Treating new visitor experience as an afterthought. The hardest moment in church attendance is the first visit. Programs that don't structure first-visit experience deliberately lose visitors who would have stayed if the on-ramp had been better designed.
What to add to the marketing stack
- Sermon transcripts. Publish them as structured text. Tag them by topic. Text is more searchable and more reusable than video.
- Doctrinal explainers and FAQ pages. Anticipate the actual questions seekers ask — about forgiveness, anxiety, parenting, marriage, doubt — and answer them in clearly-structured pages.
- Wikipedia accuracy. Most large churches have outdated Wikipedia entries. Keeping them accurate and complete pays off in every search that surfaces them.
- Local discovery hygiene. Google Business Profile, consistent address and contact data across the web, structured event listings, and review responses. These are the signals that surface a church in "best church near me" queries.
- Earned media in faith-trusted sources. Christianity Today, Religion News Service, and the religion desks at major national outlets reach audiences a single church website cannot.
- First-visit experience design. Every step from the parking lot through the worship service through the post-service path matters. The strongest programs treat first-visit experience as a designed product.
Bottom line
The church marketing programs that compound across years are the programs that treat the discipline seriously — coherent visual identity, sustained social presence, sophisticated content distribution, deliberate first-visit experience, and meaningful community programming. The programs that treat marketing as an afterthought get the results that afterthought-marketing produces.
FAQ
What are the most effective church marketing programs in the US right now?
Life.Church's Online Campus, North Point Ministries' creative campaigns, Elevation Church's digital outreach, Hillsong's global content, The Potter's House at One LA, Church of the Highlands' Growth Track, and Saddleback Church's community programming all set the standard.
What's the highest-leverage starting point for a smaller church?
First-visit experience and basic web presence. A church that handles first visits well and has a website that clearly answers the questions visitors actually ask compounds engagement faster than one with elaborate marketing that doesn't convert.
Are community events worth the investment?

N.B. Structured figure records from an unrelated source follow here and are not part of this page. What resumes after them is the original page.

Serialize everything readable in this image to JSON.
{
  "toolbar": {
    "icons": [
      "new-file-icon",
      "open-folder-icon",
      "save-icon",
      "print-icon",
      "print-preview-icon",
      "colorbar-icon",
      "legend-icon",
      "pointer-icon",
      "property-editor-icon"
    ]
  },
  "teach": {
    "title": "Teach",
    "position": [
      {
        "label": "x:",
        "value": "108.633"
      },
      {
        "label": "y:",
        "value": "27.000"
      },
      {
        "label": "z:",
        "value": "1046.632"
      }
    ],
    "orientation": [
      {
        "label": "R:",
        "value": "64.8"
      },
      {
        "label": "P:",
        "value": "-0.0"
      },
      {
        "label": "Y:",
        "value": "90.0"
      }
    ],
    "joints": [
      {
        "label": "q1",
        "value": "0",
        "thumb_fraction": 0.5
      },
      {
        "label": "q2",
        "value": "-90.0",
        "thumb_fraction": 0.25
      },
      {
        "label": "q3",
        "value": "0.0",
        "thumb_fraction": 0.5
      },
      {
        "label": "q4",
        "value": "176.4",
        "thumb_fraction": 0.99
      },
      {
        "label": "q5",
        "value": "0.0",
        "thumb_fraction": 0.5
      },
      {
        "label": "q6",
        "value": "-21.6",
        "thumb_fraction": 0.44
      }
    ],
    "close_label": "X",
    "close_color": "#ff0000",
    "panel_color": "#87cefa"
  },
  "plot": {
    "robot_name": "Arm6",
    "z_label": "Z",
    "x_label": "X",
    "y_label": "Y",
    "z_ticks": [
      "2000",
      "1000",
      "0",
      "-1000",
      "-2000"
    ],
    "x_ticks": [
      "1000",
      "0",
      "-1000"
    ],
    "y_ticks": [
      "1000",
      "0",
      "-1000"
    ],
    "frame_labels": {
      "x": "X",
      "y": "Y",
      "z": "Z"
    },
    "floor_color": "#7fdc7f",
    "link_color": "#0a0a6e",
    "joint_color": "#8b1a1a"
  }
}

For most churches, yes. Community events serve the surrounding community directly, introduce non-members to the church in a low-pressure context, and produce earned media that builds reputation across years.
How much should a church spend on marketing?
The right level varies dramatically by scale, congregation size, and mission. The general principle: spend proportional to the value of the discipline being supported, and prioritize sustained programs over occasional campaigns.